Desensitized Chaos in Premonition (2022) (FR)

Une fresque atmosphérique avec une riche palette de tons qui nous entraînent vers des territoires inconnus

1 Ionic Realms (Victronomy Plubonius) 4:52

2 Abundant Time (Stemiostratamos) 4:45

3 Chaos in Premonition (Firestimo Mutato) 8:53

4 Deep Chasm (Subliminostrum) 10:39

5 Mutations of the Highest Order (MOTHO) 8:47

6 Logic of Expression (Praetoreum) 5:39


7 Immortals and their Graves (Sacriligonus) 7:37

8 Crevices in Dark Places (Anexplicora) 7:12

9 Sleep of Innocence (Embulata) 4:52

(CD/DDL 63:16)

(Progressive ambient music)

L'ouverture de Ionic Realms (Victronomy Plubonius) nous invite dans un fascinant univers musical où les sons revêtent un caractère propre à l'interprétation qu'en fera notre imagination. Des interférences d'un autre univers pétillent sur une onde d'effets suintants et glauques, comme une eau boueuse. J'imagine aisément une créature des marais, j'entends sa respiration, souder des minuscules fils de communication dans un laboratoire où les haut-parleurs font planer des ondes de synthé plus chloroformiques qu'orchestrales. Des nappes de voix se greffent aux mouvements flottant de ces nappes tandis que des effets percussifs mous et imbibées d'eau se désagrègent ou résonnent comme un corps mou qui tombe sur un carrelage caoutchouteux. Le titre, et il n'est pas le seul dans ce CHAOS IN PREMONITION, affûte un questionnement sur notre perception sensorielle avec une dimension sonore qui défie le pouvoir de l'imagination. Les nappes de synthé ont cette texture bivalente où les fredonnements, les soupirs de l'âme se transforment sans effort en une communication entre deux baleines dépressives. Les ondes zigzaguent avec des effets percussifs plus sentis et des explosions sourdes, amplifiant le seuil d'intensité dès que Ionic Realms (Victronomy Plubonius) dépasse le seuil de sa mi-temps. Bienvenue dans l'univers des fantasmes sonores et musicaux de Desensitized. Ce second CD de Deborah Martin et Dean De Benedictis est constitué de 9 fresques musicales conçues sur le même principe que Hemispherica Portalis (Portal of 1000 Years), soit sur la base d'une improvisation qui est fortement inspirée de la vie après la mort. Le duo très éclectique s'inspire de leurs racines en proposant une dimension musicale sertie sur une panoplie d'instruments à vents, flûtes, ocarinas et autres, et de percussions tribales, comme les merveilleux bols tibétains et percussions d'argile, qui s'accordent aux synthés, tant analogues que numériques, et leurs infinis perceptions orchestrales comme atmosphériques dans des mosaïques où les effets sonores, comme les échantillonnages, sont l'apanage d'une démesure créatrice où tout est possible. Après-tout, ne sommes-nous pas dans ce labyrinthe de la vie après la mort?

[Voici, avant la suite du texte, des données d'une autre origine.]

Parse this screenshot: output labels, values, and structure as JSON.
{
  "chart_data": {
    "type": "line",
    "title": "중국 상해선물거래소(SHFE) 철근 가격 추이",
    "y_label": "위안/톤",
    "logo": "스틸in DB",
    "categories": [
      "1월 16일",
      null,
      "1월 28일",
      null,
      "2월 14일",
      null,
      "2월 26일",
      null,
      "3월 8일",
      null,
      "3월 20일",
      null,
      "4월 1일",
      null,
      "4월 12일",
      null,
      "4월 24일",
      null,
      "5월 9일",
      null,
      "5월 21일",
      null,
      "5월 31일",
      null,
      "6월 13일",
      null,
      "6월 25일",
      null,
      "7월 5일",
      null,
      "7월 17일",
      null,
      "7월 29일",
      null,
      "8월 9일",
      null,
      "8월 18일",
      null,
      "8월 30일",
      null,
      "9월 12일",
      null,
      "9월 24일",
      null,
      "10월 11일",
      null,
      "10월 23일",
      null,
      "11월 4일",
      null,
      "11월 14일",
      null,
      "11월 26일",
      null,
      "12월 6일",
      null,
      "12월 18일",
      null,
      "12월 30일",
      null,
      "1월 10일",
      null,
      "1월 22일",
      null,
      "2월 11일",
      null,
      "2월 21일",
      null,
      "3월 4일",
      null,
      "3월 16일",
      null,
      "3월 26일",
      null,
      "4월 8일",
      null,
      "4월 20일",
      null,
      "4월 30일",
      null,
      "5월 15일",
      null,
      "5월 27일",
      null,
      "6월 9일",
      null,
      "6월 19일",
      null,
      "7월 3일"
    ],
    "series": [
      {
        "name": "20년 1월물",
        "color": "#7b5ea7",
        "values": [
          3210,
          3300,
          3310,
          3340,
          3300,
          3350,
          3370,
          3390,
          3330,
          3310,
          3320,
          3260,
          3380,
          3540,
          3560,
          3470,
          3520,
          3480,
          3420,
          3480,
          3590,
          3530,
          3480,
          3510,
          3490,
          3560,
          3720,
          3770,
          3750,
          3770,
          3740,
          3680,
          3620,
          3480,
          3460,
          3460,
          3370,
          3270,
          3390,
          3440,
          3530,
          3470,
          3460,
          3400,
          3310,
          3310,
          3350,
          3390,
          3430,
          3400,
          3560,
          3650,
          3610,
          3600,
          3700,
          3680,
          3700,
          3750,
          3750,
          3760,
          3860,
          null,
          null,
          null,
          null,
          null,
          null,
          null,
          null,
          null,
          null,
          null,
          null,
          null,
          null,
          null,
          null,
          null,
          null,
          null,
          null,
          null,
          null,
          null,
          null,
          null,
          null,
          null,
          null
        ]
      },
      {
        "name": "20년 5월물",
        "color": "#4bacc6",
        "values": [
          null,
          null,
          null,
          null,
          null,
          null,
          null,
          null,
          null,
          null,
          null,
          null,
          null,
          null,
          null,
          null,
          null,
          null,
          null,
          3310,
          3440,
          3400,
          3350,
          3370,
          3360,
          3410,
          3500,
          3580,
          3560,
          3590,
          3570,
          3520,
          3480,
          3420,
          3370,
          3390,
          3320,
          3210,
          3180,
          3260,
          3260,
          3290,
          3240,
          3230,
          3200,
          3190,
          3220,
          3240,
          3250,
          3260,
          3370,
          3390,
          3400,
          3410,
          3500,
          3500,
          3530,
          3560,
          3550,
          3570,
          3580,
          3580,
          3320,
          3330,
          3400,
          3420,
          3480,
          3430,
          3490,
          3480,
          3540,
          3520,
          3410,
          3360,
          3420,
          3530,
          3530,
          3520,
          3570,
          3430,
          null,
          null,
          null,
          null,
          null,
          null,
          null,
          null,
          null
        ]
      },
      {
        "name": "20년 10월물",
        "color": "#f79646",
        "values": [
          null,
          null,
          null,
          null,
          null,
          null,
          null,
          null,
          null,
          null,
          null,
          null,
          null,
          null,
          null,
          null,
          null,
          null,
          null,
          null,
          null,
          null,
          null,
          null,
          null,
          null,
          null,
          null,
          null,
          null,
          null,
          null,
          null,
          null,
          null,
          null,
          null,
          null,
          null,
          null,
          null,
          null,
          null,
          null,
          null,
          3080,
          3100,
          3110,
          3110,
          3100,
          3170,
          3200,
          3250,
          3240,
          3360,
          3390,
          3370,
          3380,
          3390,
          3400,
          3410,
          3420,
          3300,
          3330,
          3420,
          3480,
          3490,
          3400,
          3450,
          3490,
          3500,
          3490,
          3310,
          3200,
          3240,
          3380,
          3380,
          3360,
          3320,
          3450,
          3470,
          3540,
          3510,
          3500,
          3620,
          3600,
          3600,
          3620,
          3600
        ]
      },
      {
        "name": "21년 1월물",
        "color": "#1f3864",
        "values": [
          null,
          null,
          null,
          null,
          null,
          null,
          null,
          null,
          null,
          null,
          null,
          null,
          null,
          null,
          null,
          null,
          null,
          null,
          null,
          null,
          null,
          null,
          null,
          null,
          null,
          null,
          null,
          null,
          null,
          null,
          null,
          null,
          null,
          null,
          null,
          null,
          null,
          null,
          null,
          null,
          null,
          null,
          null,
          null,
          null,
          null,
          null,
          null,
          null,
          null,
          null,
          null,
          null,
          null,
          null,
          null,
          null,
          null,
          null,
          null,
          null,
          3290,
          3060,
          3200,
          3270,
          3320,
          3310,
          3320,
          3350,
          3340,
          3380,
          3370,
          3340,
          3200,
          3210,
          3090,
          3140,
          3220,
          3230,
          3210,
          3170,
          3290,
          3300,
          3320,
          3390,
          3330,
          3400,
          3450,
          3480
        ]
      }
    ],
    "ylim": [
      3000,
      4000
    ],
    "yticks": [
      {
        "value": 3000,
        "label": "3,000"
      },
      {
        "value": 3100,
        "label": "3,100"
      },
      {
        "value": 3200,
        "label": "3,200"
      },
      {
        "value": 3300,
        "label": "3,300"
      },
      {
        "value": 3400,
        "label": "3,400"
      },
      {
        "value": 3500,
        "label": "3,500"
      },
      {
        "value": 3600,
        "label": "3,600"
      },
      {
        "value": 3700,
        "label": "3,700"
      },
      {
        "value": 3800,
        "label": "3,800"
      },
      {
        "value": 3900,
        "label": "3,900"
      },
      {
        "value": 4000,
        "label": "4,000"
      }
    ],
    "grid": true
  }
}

C'est un pouls cardiaque qui débloque Abundant Time (Stemiostratamos). Les ondes de synthé miroitent, vibrionnent et crissent d'un bleu argenté, comme une floppée de spectres impatients devant la prochaine âme à venir. Un air insoupçonné s’en évade et deviendra obsessionnel, comme une mélodie évasive. Le temps est symbolisé par différents cliquetis de cadrans et d'horloges ainsi que des accords lumineux. Il bat à contretemps autour de ce rythme ambiant qui suit une cadence circadienne. Un nuage de vrombissements s'étend tout autour, tissant ainsi une toile d'intensité qui s'épaissit à mesure que la finale approche. Et c'en est ainsi dans tous les panoramas musicaux de CHAOS IN PREMONITION. Chaque titre évolue avec intensité, même dans un cocon atmosphérique! Une suite d'accords coulant comme une rivière se fracassant sur des obstacles ouvre le très atmosphérique Chaos in Premonition (Firestimo Mutato). Des lames de synthé aux couleurs iridescentes garnissent son horizon, de même que des accords acoustiques qui stimulent une lente procession harmonieuse. Si les lames de synthé ont cette tendance à découper les fils des ambiances, l'ombre de basse qui vibrionne momentanément ajoute une vision plus dramatique. Une structure de percussions, aux teintes métissées et au débit aussi agité qu'une rafale de mitraillette, est à l'origine d'un chaos passager. Et de l'autre côté du spectre, divers effets sonores, des airs de flûtes et des cliquetis organiques sont parmi ces éléments qui font évoluer la musique dans une texture hétérogène dont l'essentiel stimule un environnement flirtant avec ce combat qui abandonne la vie. Avec ces pads de synthé qui tombent comme une respiration en manque d'oxygène, l'ouverture de Deep Chasm (Subliminostrum) a de quoi troublé l'esprit. Ce long titre est une symphonie des vents, qu'ils soient flûtés ou possédés par des voix, ils soufflent avec une mélange de brises creuses dans un mouvement tranquille et tout de même assez musical. Des échantillonnages d'une nuit près de l’orée d'un bois ornent ce panorama passif qui évolue avec une intensité dominée par des nappes de voix chtoniennes.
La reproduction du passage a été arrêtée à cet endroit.